At the time of arrival in Germany, all participants were under the age of 18 years and had all migrated without being accompanied by any adult person older than 18 years of age. At the time of the study, some URM were already 18 or 19 years old due to the time interval between arrival in Germany and the onset of the study.
After receiving a positive decision from the ethics committee of the medical faculty of Justus-Liebig-University Giessen, the collected data were evaluated scientifically post hoc.
Analysis of the Qualitative Data
As a result of the qualitative analysis, we identified relevant content differences determined by the supraordinate category “land of origin” representing the different impacts of long-lasting social and political conditions on vulnerability and resilience for mental health. The specific context factors relating to the global historical-political situation were evaluated by comparing the narratives with in-depth country-specific enquiries acquired from the UNICEF or UNHCR databases and related to the current literature in the field. To illustrate our conclusions, we subsequently present four illustrative biographical case reports of interviewed URMs with these origins.

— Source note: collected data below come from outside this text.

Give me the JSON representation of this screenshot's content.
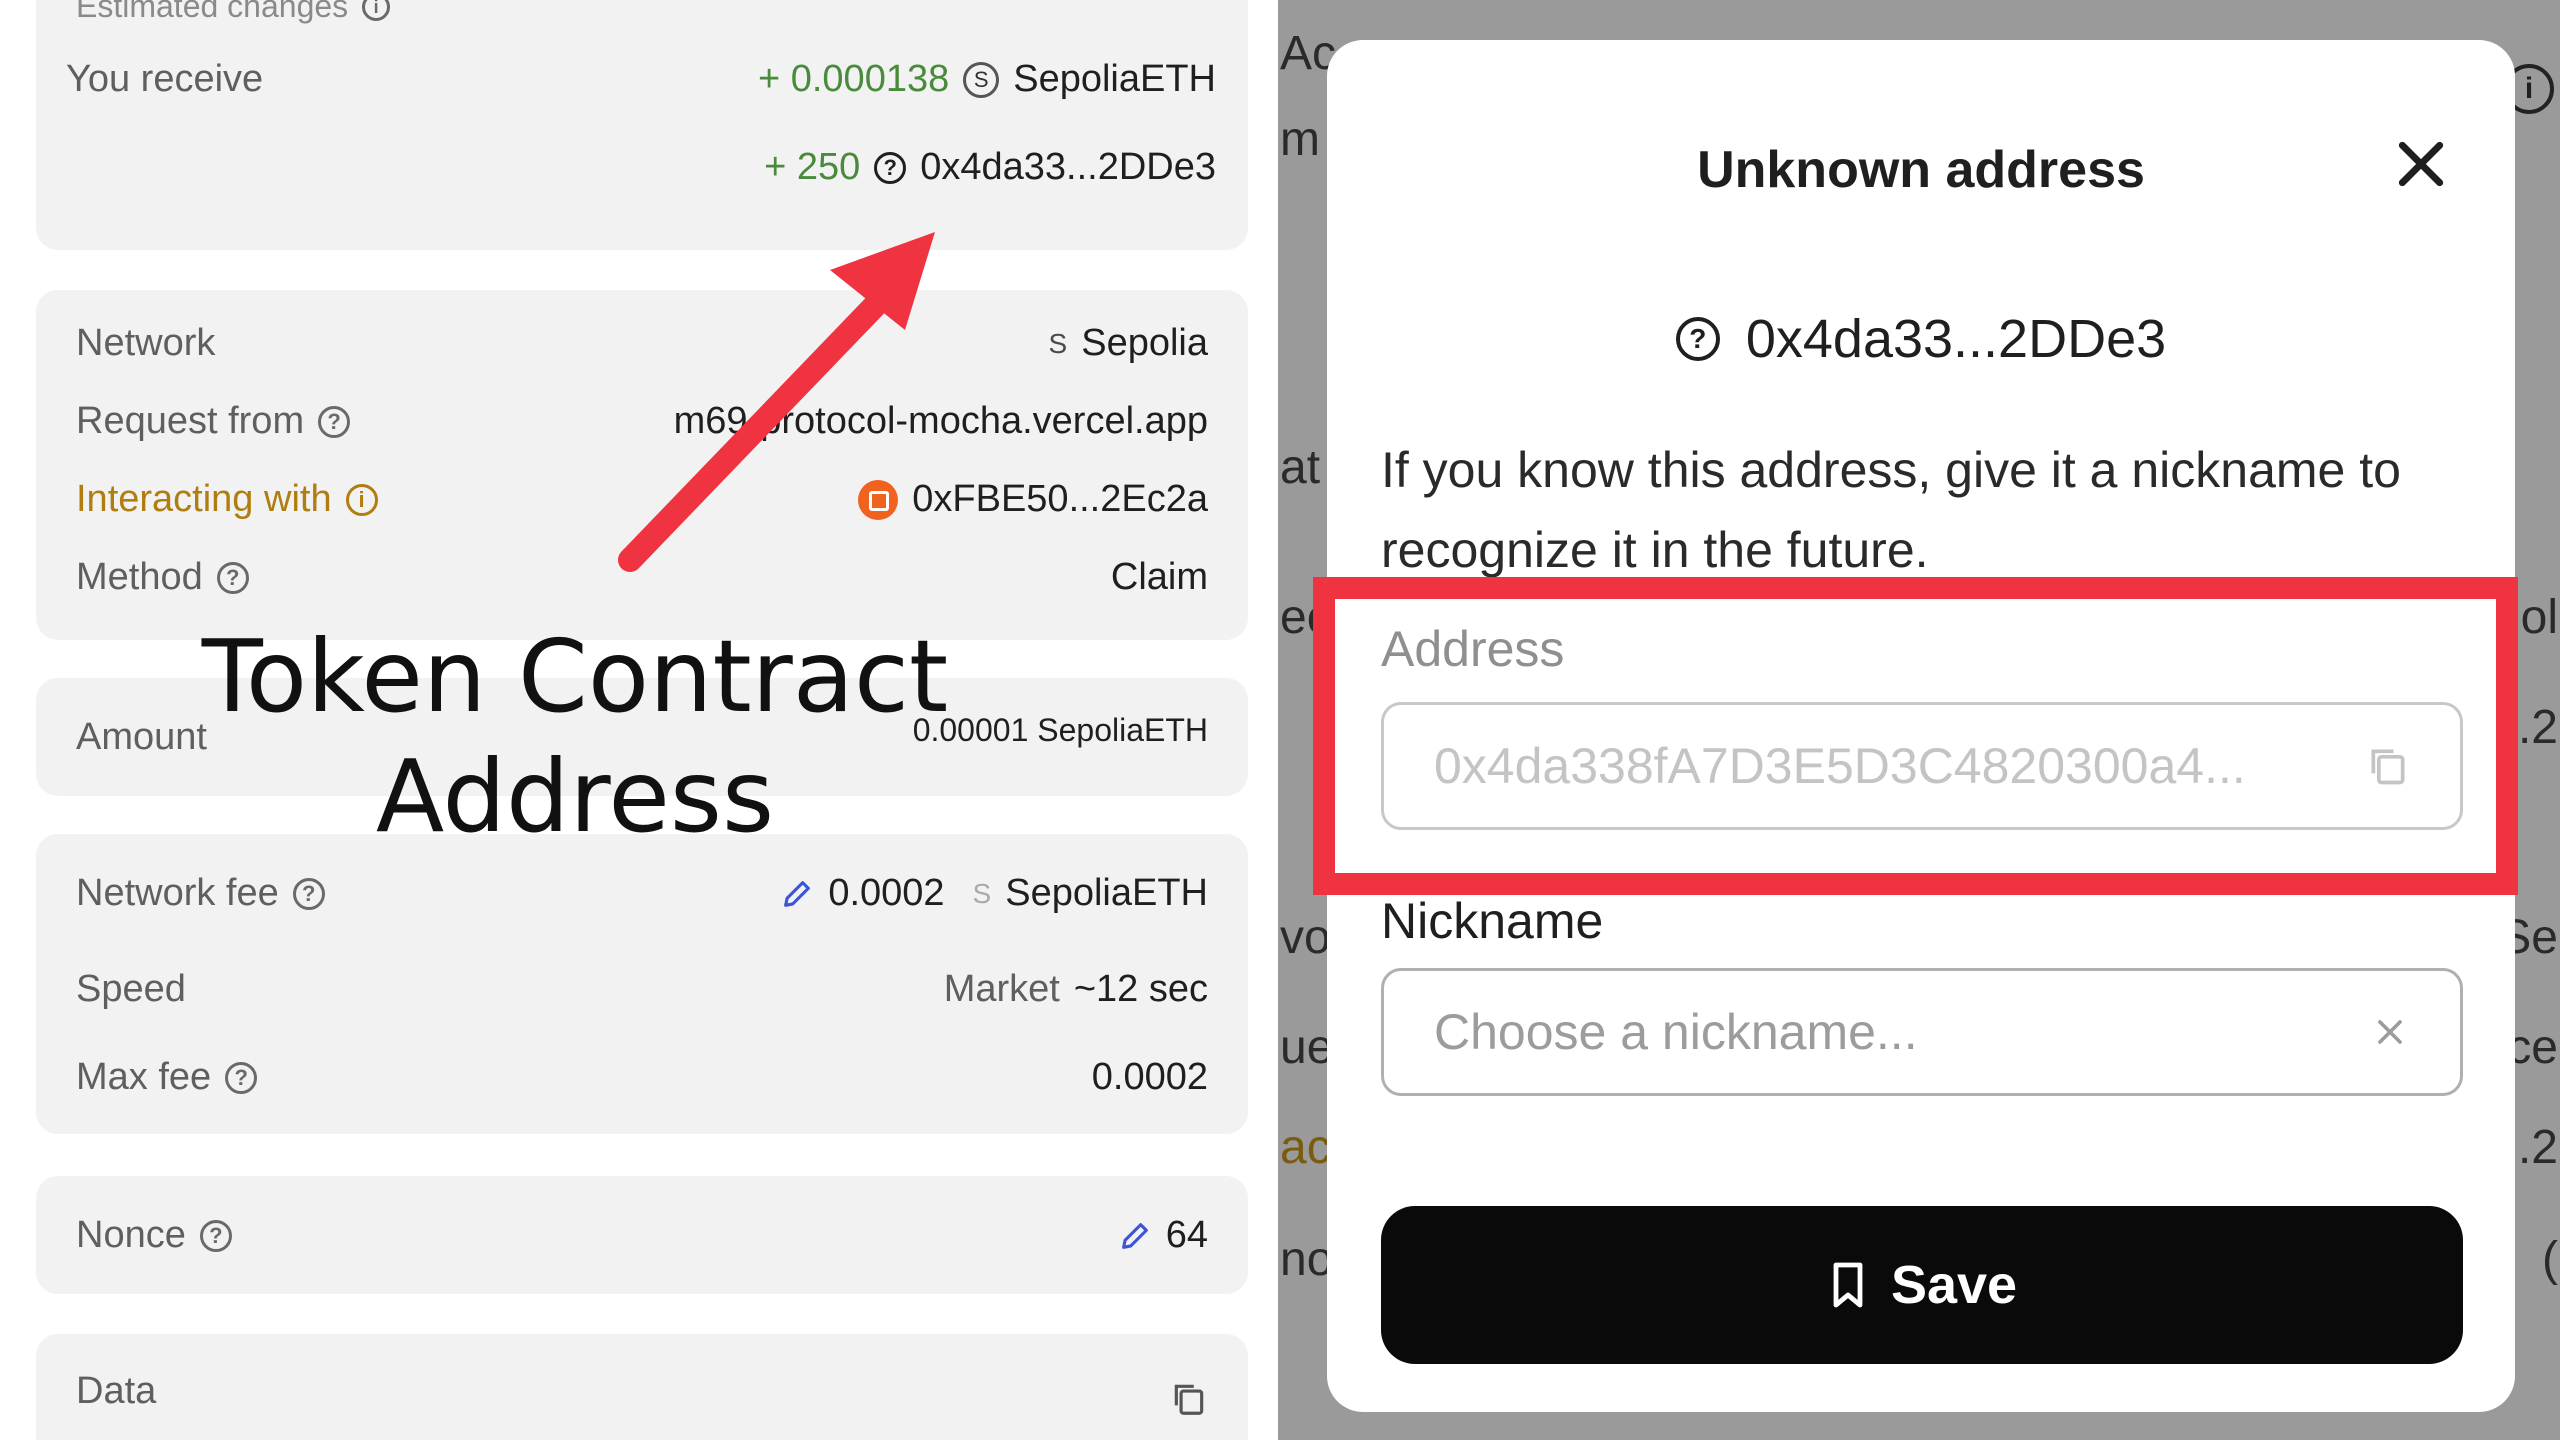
{
  "left": {
    "estimated_changes_label": "Estimated changes",
    "receive": {
      "label": "You receive",
      "amount1": "+ 0.000138",
      "token_badge": "S",
      "token1": "SepoliaETH",
      "amount2": "+ 250",
      "token2": "0x4da33...2DDe3"
    },
    "details": {
      "network_label": "Network",
      "network_badge": "S",
      "network_value": "Sepolia",
      "request_label": "Request from",
      "request_value": "m69-protocol-mocha.vercel.app",
      "interacting_label": "Interacting with",
      "interacting_value": "0xFBE50...2Ec2a",
      "method_label": "Method",
      "method_value": "Claim"
    },
    "amount": {
      "label": "Amount",
      "value": "0.00001 SepoliaETH"
    },
    "fees": {
      "network_fee_label": "Network fee",
      "network_fee_value": "0.0002",
      "network_fee_badge": "S",
      "network_fee_token": "SepoliaETH",
      "speed_label": "Speed",
      "speed_mode": "Market",
      "speed_value": "~12 sec",
      "max_fee_label": "Max fee",
      "max_fee_value": "0.0002"
    },
    "nonce": {
      "label": "Nonce",
      "value": "64"
    },
    "data": {
      "label": "Data"
    }
  },
  "annotation": {
    "line1": "Token Contract",
    "line2": "Address",
    "arrow_color": "#ef3340",
    "box_color": "#ef3340"
  },
  "modal": {
    "title": "Unknown address",
    "address_short": "0x4da33...2DDe3",
    "description": "If you know this address, give it a nickname to recognize it in the future.",
    "address_label": "Address",
    "address_value": "0x4da338fA7D3E5D3C4820300a4...",
    "nickname_label": "Nickname",
    "nickname_placeholder": "Choose a nickname...",
    "save_label": "Save"
  },
  "icons": [
    "question-icon",
    "info-icon",
    "pencil-icon",
    "copy-icon",
    "close-icon",
    "bookmark-icon",
    "clear-icon"
  ]
}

As we conducted a post-hoc analysis, the case reports were taken from the records of the medical examinations. All personal information contained therein (e.g. names, exact places of action) was changed or edited out to exclude the identification of the participants.

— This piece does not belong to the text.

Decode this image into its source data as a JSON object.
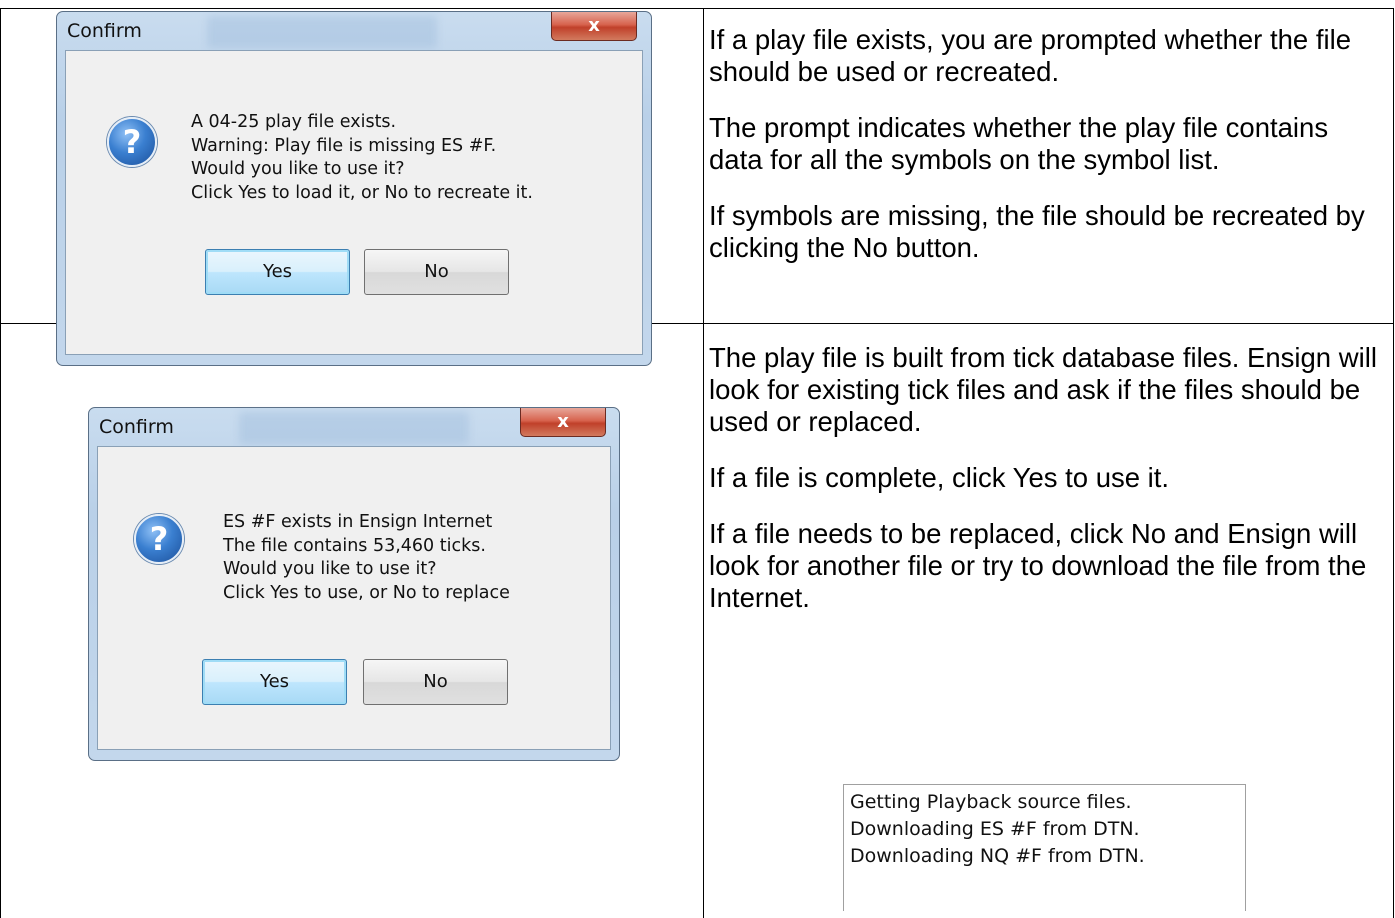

In general, by means of the medical examinations, we obtained the impression that the Somali- and Farsi-speaking refugees might suffer most from mental health complaints. Somalia has had a long-term history of warfare and combat, especially in the southern regions. In the narratives of the Somali URM, the impact of the al-Shabaab militia as well as rivalries and blood feuds between clans were reported to have affected the lives of the parents and families of the URM before they had left the country. The parental generation of the URM had to live under unstable and traumatic living conditions for many years, accounting for an insufficient development of resilience factors within the next generation. As data presented by the UNICEF/UNESCO Institute for Statistics in 2015 demonstrated, in Somalia less than every fifth child will receive the opportunity to attend a primary school (43). The same holds true for Farsi-speaking URM. The greatest share of them in our cohort came from Afghanistan. Decades of warfare within the country have increased the risk for transgenerational traumatization (8, 44). Many of the Afghans who had fled to Iran were forced to live a socially marginalized life there. Despite speaking the same language (Dari, Farsi), Afghans living in Iran are discriminated against because of their specific dialect and are subsequently often segregated. Frequently, there are no opportunities for these children to regularly attend schools. In 2011, 47% of the 15 to 24-year-olds were able to read (45). Amongst URM in Iran, child labor is a common feature. In order to survive, segregated children and adolescents are forced to work in leather factories, in the construction industry and brickworks. In Germany, adult asylum seekers from Afghanistan have a fairly small chance of success in the asylum procedure and/or have to endure uncertainty until a final decision concerning their asylum application has been made.
URM Guuleed - Somalia
Guuleed is a 15-year-old male from Somalia. His father died during the war. Guuleed lived with his mother in a village outside Mogadishu. As the oldest of four siblings, he helped his family and relatives on the small family farm. G. attended the religious school Madrasa for one year. The family experienced the presence of the Al Shabaab militia as a constant threat, and there were repeated violent attacks on villagers. At the age of 14, Guuleed escaped from Somalia via Sudan and the Sahara. He spent three months in prison in Libya, and three days on a boat on the Mediterranean Sea prior to his arrival in Italy, with onward journeys to Switzerland and finally Germany. The clinical examination found persistent hepatitis B as well as an infection with Lambliasis. The RHS-15 was positive. In the care group, he withdraws, does not speak much, and preferred to play football all day long. He was transferred to a special youth welfare facility which takes care of adolescents suffering from traumatic disorders.
URM Ramin – Afghanistan
Ramin is a 14-year-old male from Afghanistan. He had to flee from Afghanistan with his mother and siblings at the age of three after the Taliban murdered his father. Ramin grew up in difficult conditions in Iran, did not attend school and received no health care. At the age of 14, he came to Germany without his family from Iran via Turkey and the Balkan route. Prior to his arrival in Germany, he was located in France. In Germany, he was taken into custody by the youth welfare office and lived in a youth welfare institution. Again and again, he displayed aggressive breakthroughs requiring psychiatric treatment. He had stomach problems and a plethora of functional complaints. He reported heavy mental burden in the RHS-15. Ramin learned to speak German quickly, obtained a high school diploma, and started vocational training. After a significant reduction in his medical drug intake, he was engaged as a youth representative for his firm, finished with a good final grades, and received support with behavioral therapy. To begin with, he had a scarcity of mental resources, but ultimately he was able to achieve a moderate level of stability with the help of external structures (school, training, medical support).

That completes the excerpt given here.